IJCAI Conference 2024 Conference Paper

Concentration Tail-Bound Analysis of Coevolutionary and Bandit Learning Algorithms

  • Per Kristian Lehre
  • Shishen Lin

Runtime analysis, as a branch of the theory of AI, studies how the number of iterations algorithms take before finding a solution (its runtime) depends on the design of the algorithm and the problem structure. Drift analysis is a state-of-the-art tool for estimating the runtime of randomised algorithms, such as bandit and evolutionary algorithms. Drift refers roughly to the expected progress towards the optimum per iteration. This paper considers the problem of deriving concentration tail-bounds on the runtime of algorithms. It provides a novel drift theorem that gives precise exponential tail-bounds given positive, weak, zero and even negative drift. Previously, such exponential tail bounds were missing in the case of weak, zero, or negative drift. Our drift theorem can be used to prove a strong concentration of the runtime/regret of algorithms in AI. For example, we prove that the regret of the RWAB bandit algorithm is highly concentrated, while previous analyses only considered the expected regret. This means that the algorithm obtains the optimum within a given time frame with high probability, i. e. a form of algorithm reliability. Moreover, our theorem implies that the time needed by the co-evolutionary algorithm RLS-PD to obtain a Nash equilibrium in a Bilinear max-min-benchmark problem is highly concentrated. However, we also prove that the algorithm forgets the Nash equilibrium, and the time until this occurs is highly concentrated.
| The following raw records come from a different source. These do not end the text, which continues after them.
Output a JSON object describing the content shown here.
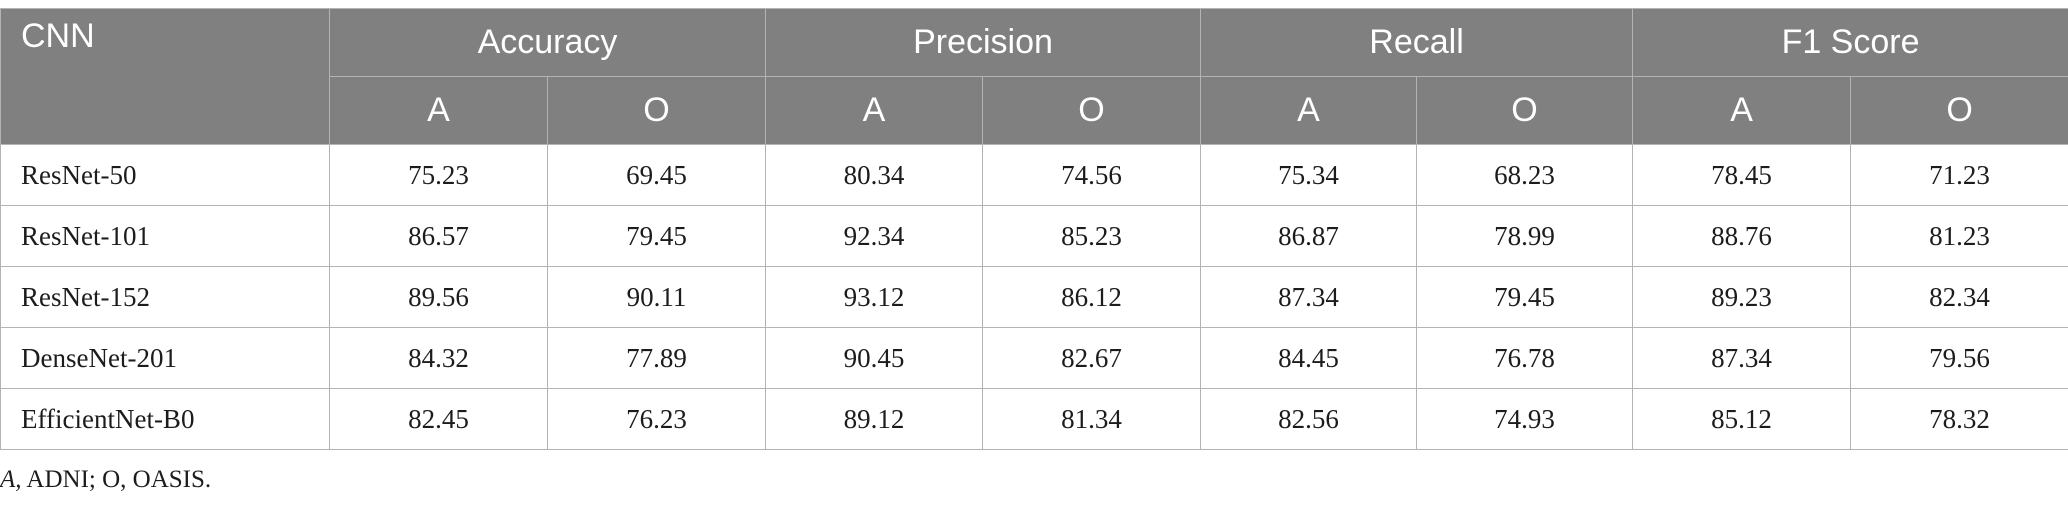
{
  "table": {
    "first_header": "CNN",
    "groups": [
      "Accuracy",
      "Precision",
      "Recall",
      "F1 Score"
    ],
    "subheaders": [
      "A",
      "O",
      "A",
      "O",
      "A",
      "O",
      "A",
      "O"
    ],
    "rows": [
      {
        "name": "ResNet-50",
        "values": [
          "75.23",
          "69.45",
          "80.34",
          "74.56",
          "75.34",
          "68.23",
          "78.45",
          "71.23"
        ]
      },
      {
        "name": "ResNet-101",
        "values": [
          "86.57",
          "79.45",
          "92.34",
          "85.23",
          "86.87",
          "78.99",
          "88.76",
          "81.23"
        ]
      },
      {
        "name": "ResNet-152",
        "values": [
          "89.56",
          "90.11",
          "93.12",
          "86.12",
          "87.34",
          "79.45",
          "89.23",
          "82.34"
        ]
      },
      {
        "name": "DenseNet-201",
        "values": [
          "84.32",
          "77.89",
          "90.45",
          "82.67",
          "84.45",
          "76.78",
          "87.34",
          "79.56"
        ]
      },
      {
        "name": "EfficientNet-B0",
        "values": [
          "82.45",
          "76.23",
          "89.12",
          "81.34",
          "82.56",
          "74.93",
          "85.12",
          "78.32"
        ]
      }
    ]
  },
  "footnote": {
    "abbr_a": "A,",
    "abbr_a_def": " ADNI; O, OASIS."
  },
  "colors": {
    "header_bg": "#7f807f",
    "header_text": "#ffffff",
    "border": "#b3b3b3",
    "body_text": "#1c1c1c"
  }
}
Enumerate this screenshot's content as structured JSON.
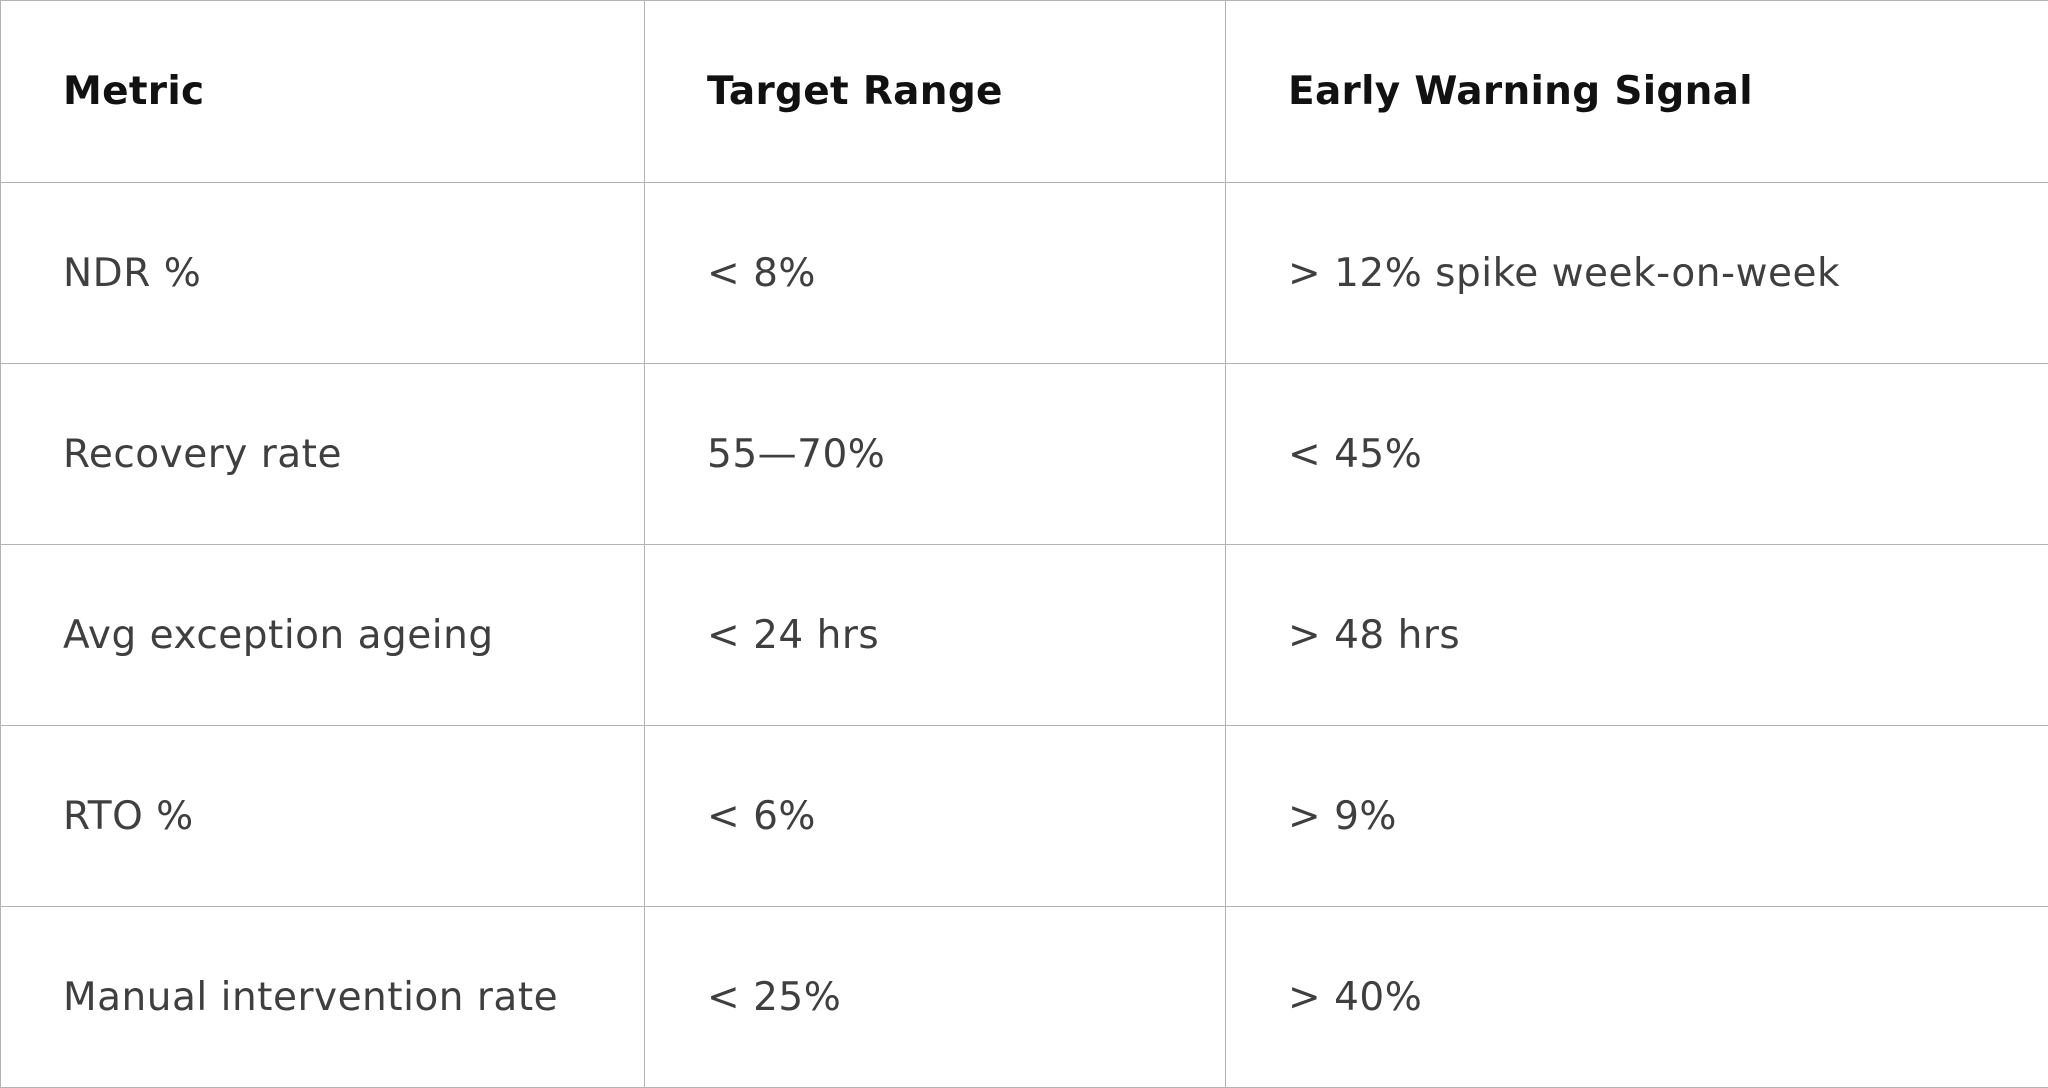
{
  "table": {
    "headers": [
      "Metric",
      "Target Range",
      "Early Warning Signal"
    ],
    "rows": [
      [
        "NDR %",
        "< 8%",
        "> 12% spike week-on-week"
      ],
      [
        "Recovery rate",
        "55—70%",
        "< 45%"
      ],
      [
        "Avg exception ageing",
        "< 24 hrs",
        "> 48 hrs"
      ],
      [
        "RTO %",
        "< 6%",
        "> 9%"
      ],
      [
        "Manual intervention rate",
        "< 25%",
        "> 40%"
      ]
    ]
  }
}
This highlights a weakness in the RLS-PD which should be addressed by future work.

NeurIPS Conference 2024 Conference Paper

No Free Lunch Theorem and Black-Box Complexity Analysis for Adversarial Optimisation

  • Per Kristian Lehre
  • Shishen Lin

Black-box optimisation is one of the important areas in optimisation. The original No Free Lunch (NFL) theorems highlight the limitations of traditional black-box optimisation and learning algorithms, serving as a theoretical foundation for traditional optimisation. No Free Lunch Analysis in adversarial (also called maximin) optimisation is a long-standing problem [45, 46]. This paper first rigorously proves a (NFL) Theorem for general black-box adversarial optimisation when considering Pure Strategy Nash Equilibrium (NE) as the solution concept. We emphasise the solution concept (i. e. define the optimality in adversarial optimisation) as the key in our NFL theorem. In particular, if Nash Equilibrium is considered as the solution concept and the cost of the algorithm is measured in terms of the number of columns and rows queried in the payoff matrix, then the average performance of all black-box adversarial optimisation algorithms is the same. Moreover, we first introduce black-box complexity to analyse the black-box adversarial optimisation algorithm. We employ Yao’s Principle and our new NFL Theorem to provide general lower bounds for the query complexity of finding a Nash Equilibrium in adversarial optimisation. Finally, we illustrate the practical ramifications of our results on simple two-player zero-sum games. More specifically, no black-box optimisation algorithm for finding the unique Nash equilibrium in two-player zero-sum games can exceed logarithmic complexity relative to search space size. Meanwhile, no black-box algorithm can solve any bimatrix game with unique NE with fewer than a linear number of queries in the size of the payoff matrix.